Hardware / Deployment Requirements

The Data Logger is designed to run as an AWS Lambda function. This means that the process must be completed in less than 15 minutes, which is the maximum execution time for a Lambda function. A few performance considerations have been considered to ensure that the Data Logger runs efficiently within this time limit:

Threading: The Data Logger uses Python's threading capabilities to run multiple API calls in parallel. This allows for faster data collection, especially when dealing with large organisations with many repositories. More on the use of threading can be found in the Threading page.
Allocated Memory: Depending on the size of the organisation, the Lambda function may require more memory to run efficiently. AWS Lambda scales the CPU power allocated to the function based on the amount of memory allocated. Therefore, increasing the memory allocation can lead to faster execution times.
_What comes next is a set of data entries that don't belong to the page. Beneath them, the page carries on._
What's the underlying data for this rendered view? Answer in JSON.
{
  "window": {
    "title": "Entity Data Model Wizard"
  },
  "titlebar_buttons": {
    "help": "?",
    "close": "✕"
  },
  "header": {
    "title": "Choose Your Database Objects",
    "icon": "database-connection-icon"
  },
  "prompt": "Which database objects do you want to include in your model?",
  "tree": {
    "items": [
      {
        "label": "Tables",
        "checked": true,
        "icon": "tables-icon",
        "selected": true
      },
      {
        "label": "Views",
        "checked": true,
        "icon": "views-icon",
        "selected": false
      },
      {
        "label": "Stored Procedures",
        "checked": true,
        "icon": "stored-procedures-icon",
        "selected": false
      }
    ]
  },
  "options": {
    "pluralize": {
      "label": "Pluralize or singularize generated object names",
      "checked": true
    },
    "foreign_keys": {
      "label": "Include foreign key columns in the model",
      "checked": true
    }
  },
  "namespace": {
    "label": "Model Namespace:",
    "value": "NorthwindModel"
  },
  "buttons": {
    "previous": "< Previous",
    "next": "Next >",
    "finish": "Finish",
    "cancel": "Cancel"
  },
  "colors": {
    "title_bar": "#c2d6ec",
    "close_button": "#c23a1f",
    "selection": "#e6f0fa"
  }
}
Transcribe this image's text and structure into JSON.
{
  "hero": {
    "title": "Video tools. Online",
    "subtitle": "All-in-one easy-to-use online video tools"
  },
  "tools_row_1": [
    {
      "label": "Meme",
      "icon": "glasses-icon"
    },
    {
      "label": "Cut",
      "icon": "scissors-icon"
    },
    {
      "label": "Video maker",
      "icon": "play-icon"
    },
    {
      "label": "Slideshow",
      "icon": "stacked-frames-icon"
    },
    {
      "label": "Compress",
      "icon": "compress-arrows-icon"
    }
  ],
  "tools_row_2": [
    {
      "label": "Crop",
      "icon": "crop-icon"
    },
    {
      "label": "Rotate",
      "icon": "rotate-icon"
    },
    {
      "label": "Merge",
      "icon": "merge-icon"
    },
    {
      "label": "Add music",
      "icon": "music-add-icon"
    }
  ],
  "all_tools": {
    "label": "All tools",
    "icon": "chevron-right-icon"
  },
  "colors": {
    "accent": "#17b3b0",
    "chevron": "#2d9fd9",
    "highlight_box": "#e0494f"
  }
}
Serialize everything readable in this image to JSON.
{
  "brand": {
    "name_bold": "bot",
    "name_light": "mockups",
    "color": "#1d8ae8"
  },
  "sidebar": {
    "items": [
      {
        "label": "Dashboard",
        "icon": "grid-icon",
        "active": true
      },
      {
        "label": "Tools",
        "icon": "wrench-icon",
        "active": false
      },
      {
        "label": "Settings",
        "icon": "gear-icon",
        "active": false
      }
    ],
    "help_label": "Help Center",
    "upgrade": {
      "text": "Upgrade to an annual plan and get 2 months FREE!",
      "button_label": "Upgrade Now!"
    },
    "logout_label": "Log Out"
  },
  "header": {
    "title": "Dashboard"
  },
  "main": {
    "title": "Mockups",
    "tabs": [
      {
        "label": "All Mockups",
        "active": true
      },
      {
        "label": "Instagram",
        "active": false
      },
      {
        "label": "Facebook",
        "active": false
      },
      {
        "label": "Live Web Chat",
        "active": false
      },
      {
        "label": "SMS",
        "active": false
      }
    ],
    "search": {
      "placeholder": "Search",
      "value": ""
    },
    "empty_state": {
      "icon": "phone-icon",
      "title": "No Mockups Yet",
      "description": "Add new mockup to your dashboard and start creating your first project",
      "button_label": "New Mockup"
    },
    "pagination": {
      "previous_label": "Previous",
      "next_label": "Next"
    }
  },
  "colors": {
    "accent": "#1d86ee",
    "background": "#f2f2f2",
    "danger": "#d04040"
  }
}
If working with ONSdigital, more memory is required than if working with ONS-Innovation. This is due to the larger volume of data being collected from the ONSdigital organisation. The current recommended memory allocation for each environment is noted in the README file for the Data Logger.
Timeout Settings: The Lambda function is set to a timeout of 15 minutes, which is the maximum allowed. This ensures that the Data Logger has enough time to complete its tasks without being prematurely terminated.